The saying “listen to your body” is quite common. However, it can feel impossible to decipher what this means regarding your exercise routine and general health. This is because what you should be feeling and doing is ultimately something that needs to be determined individually.
We all have different fitness goals, pain tolerances, and genetics that influence what we can tolerate and how far we can push ourselves. While pushing yourself is great, it is also essential to know your limits too.
So how do you start to figure this out? Start with these basic tips:
- Be mindful. Many of us are excellent at tuning out what our bodies are telling us.
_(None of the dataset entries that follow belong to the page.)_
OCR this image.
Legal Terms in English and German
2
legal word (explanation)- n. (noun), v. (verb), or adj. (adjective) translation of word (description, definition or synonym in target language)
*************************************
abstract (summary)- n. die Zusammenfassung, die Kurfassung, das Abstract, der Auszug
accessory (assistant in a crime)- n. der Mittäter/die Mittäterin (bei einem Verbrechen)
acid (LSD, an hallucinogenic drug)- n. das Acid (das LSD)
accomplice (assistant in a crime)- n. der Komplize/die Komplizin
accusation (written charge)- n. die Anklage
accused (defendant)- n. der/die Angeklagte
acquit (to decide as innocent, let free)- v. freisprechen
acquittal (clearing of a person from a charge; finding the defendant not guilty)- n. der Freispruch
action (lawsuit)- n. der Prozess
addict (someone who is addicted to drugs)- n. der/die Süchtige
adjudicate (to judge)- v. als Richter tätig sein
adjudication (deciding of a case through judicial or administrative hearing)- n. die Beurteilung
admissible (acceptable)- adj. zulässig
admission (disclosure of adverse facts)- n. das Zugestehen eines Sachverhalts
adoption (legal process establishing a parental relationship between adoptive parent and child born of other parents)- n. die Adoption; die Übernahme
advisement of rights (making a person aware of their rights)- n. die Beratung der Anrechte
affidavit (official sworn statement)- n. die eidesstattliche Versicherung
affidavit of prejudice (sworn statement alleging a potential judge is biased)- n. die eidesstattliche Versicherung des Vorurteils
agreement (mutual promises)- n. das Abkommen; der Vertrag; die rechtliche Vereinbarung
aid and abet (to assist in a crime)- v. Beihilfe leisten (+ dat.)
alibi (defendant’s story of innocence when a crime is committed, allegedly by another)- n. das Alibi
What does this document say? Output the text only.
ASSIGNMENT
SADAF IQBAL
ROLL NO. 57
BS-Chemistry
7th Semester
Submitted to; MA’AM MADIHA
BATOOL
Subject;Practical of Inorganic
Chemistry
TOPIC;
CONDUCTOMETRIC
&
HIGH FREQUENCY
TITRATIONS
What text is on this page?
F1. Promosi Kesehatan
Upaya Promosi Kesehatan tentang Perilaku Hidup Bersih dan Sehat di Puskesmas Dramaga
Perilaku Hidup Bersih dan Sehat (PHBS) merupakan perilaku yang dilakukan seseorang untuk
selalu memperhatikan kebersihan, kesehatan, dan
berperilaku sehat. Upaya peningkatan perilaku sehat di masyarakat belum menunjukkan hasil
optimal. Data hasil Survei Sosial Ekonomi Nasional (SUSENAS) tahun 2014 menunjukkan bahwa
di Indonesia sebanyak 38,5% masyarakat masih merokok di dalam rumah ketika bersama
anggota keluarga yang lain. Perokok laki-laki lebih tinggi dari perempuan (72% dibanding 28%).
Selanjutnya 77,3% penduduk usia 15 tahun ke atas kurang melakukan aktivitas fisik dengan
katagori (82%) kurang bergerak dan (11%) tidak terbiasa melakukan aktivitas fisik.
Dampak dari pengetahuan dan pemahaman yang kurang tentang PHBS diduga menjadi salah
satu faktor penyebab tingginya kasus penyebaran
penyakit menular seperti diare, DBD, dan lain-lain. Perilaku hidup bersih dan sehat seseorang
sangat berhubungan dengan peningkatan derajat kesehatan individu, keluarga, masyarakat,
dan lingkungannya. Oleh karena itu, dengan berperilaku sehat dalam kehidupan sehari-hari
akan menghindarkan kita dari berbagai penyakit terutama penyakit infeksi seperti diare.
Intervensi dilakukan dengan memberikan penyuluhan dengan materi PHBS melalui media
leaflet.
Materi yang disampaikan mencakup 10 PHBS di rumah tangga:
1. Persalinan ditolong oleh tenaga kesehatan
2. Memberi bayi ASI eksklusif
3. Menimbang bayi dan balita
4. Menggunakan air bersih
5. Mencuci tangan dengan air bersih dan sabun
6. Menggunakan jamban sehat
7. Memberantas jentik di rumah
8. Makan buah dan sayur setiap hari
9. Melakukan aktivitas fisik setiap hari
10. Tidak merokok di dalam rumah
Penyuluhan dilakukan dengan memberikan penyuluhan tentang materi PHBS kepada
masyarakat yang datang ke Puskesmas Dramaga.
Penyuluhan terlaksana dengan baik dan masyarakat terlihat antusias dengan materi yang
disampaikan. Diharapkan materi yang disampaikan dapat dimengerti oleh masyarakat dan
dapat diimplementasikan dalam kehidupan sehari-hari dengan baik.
It’s easy to get wrapped up in daily activities without stopping to give any thought to how we’re feeling both mentally and physically. While it may seem simple enough, ceasing to be quiet and still and tune into our bodies can take a lot of practice. You can take time daily before, during, and after your workouts to meditate, breath deeply, stretch, and let your body give you a heads up on what it truly needs.
- Help your body thrive. You can’t expect to push yourself hard without making other healthful choices in your life that help your body properly recover. This means that you should prioritize a nutrient-dense diet, get enough sleep, and take adequate time for rest when your body asks for it.
- Cross-train and take rest days. You can train hard and get great results as long as you also take adequate rest. This can mean taking completely restful days where you aren’t doing any activity or only participating in gentle movements like stretching or self-massage. Additionally, you may find you don’t need an entire rest day but just a day to rest the muscles you usually work with some cross-training. For example, if you’re spending most of your time running outside or on a treadmill, you might take a day to lift weights or swim on an “off” day.
- Throw Away Expectations. Playing the comparison game with others, or even with a younger version of yourself, will only get you in trouble. Try not to place expectations on yourself for what you “should” be doing. If you are too tired, feeling sore, or experiencing any other symptoms- it’s best to listen.
Learning to Tune Into Your Body
It’s time to listen closely to your body because it is most likely telling you precisely what it needs. Sometimes what it needs is rest. If you feel guilty about skipping a workout, it’s usually because you know you’re capable of pushing through it.
On the other hand, if you feel relief or just know that on some level that it’s not the best idea, then you’re probably doing an excellent job of taking your body’s needs into account. Only you know what’s best for you, so use that intuition and be kind to your body when it needs it.